The 48-year-old Kuwaiti imam was tasked with creating recruitment videos for al Qaeda, warning in one that "the storm of planes" would not stop.
US District Judge Lewis Kaplan said in court on Tuesday that he saw "no remorse whatsoever" from Abu Ghaith.
"You continue to threaten," the judge said.
"You sir, in my assessment, still want to do everything you can to carry out al Qaeda's agenda of killing Americans."
Abu Ghaith testified just blocks from Ground Zero that he was not a recruiter and that his role was strictly religious.
At his sentencing, he said through an interpreter that he "would not come here today and seek mercy from anyone but God".
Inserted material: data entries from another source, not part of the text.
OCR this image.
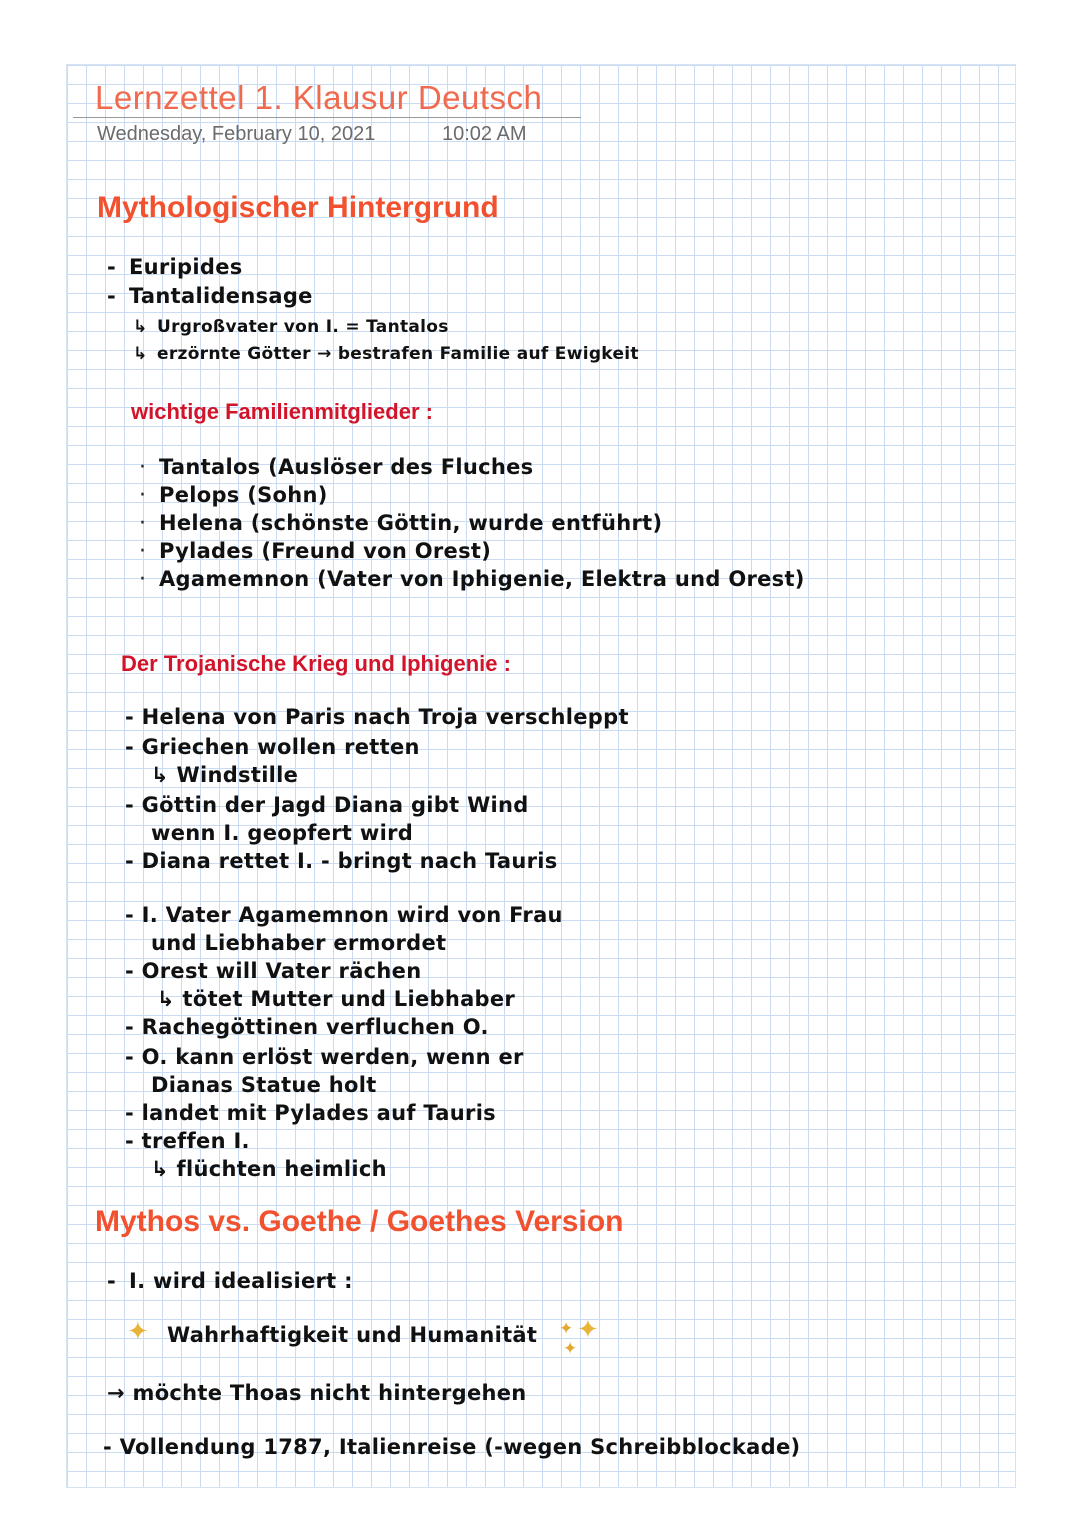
Lernzettel 1. Klausur Deutsch
Wednesday, February 10, 2021	10:02 AM
Mythologischer Hintergrund
- Euripides
- Tantalidensage
↳ Urgroßvater von I. = Tantalos
↳ erzörnte Götter → bestrafen Familie auf Ewigkeit
wichtige Familienmitglieder :
· Tantalos (Auslöser des Fluches
· Pelops (Sohn)
· Helena (schönste Göttin, wurde entführt)
· Pylades (Freund von Orest)
· Agamemnon (Vater von Iphigenie, Elektra und Orest)
Der Trojanische Krieg und Iphigenie :
- Helena von Paris nach Troja verschleppt
- Griechen wollen retten
↳ Windstille
- Göttin der Jagd Diana gibt Wind
wenn I. geopfert wird
- Diana rettet I. - bringt nach Tauris
- I. Vater Agamemnon wird von Frau
und Liebhaber ermordet
- Orest will Vater rächen
↳ tötet Mutter und Liebhaber
- Rachegöttinen verfluchen O.
- O. kann erlöst werden, wenn er
Dianas Statue holt
- landet mit Pylades auf Tauris
- treffen I.
↳ flüchten heimlich
Mythos vs. Goethe / Goethes Version
- I. wird idealisiert :
✦ Wahrhaftigkeit und Humanität ✦ ✦
✦
→ möchte Thoas nicht hintergehen
- Vollendung 1787, Italienreise (-wegen Schreibblockade)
"They will join the ranks of the free men soon and very soon the world will see the end of these theatre plays."
Abu Ghaith's attorneys sought a 15-year sentence, saying that his actions amounted to "offensive" speech - "not unlike an outrageous daytime shock-radio host".
Prosecutors called him "a terrorist who sat alongside bin Laden on the morning of September 12, 2001, celebrating the murder of nearly 3,000 innocent men, women and children".
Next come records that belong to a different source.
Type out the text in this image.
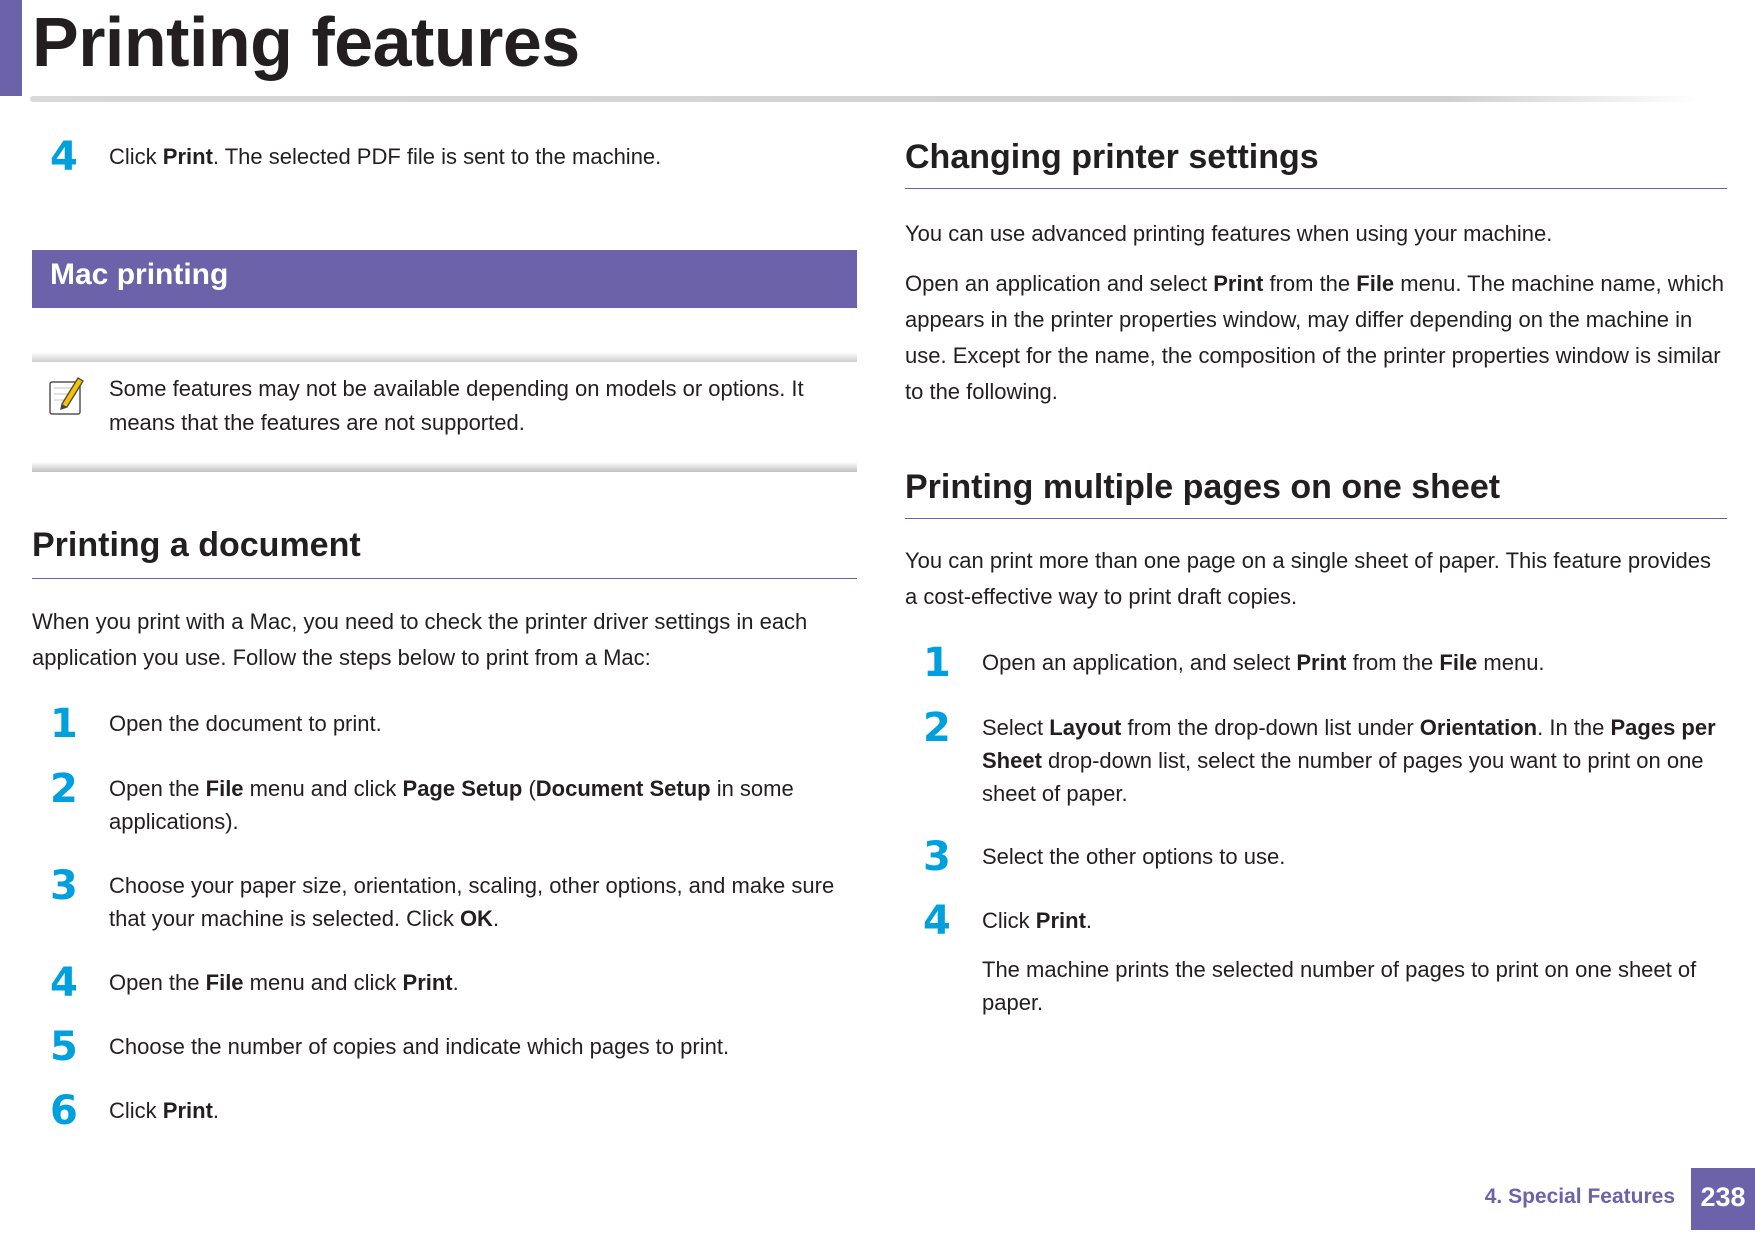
Printing features
4 Click Print. The selected PDF file is sent to the machine.
Mac printing
Some features may not be available depending on models or options. It means that the features are not supported.
Printing a document
When you print with a Mac, you need to check the printer driver settings in each application you use. Follow the steps below to print from a Mac:
1 Open the document to print.
2 Open the File menu and click Page Setup (Document Setup in some applications).
3 Choose your paper size, orientation, scaling, other options, and make sure that your machine is selected. Click OK.
4 Open the File menu and click Print.
5 Choose the number of copies and indicate which pages to print.
6 Click Print.
Changing printer settings
You can use advanced printing features when using your machine.
Open an application and select Print from the File menu. The machine name, which appears in the printer properties window, may differ depending on the machine in use. Except for the name, the composition of the printer properties window is similar to the following.
Printing multiple pages on one sheet
You can print more than one page on a single sheet of paper. This feature provides a cost-effective way to print draft copies.
1 Open an application, and select Print from the File menu.
2 Select Layout from the drop-down list under Orientation. In the Pages per Sheet drop-down list, select the number of pages you want to print on one sheet of paper.
3 Select the other options to use.
4 Click Print.
The machine prints the selected number of pages to print on one sheet of paper.
4. Special Features 238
Abu Ghaith is the most senior al Qaeda figure to go on trial in the US.
Khalid Sheikh Mohammed, the alleged mastermind of 9/11, was denied the right to testify on Abu Ghaith's behalf.
In a statement written at the request of Abu Ghaith's lawyers, Mohammed wrote that bin Laden's son-in-law did not play any military role in al Qaeda.
He said bin Laden put Abu Ghaith in charge for a time of al Qaeda's media operations, where workers did not know about specific terrorist plots.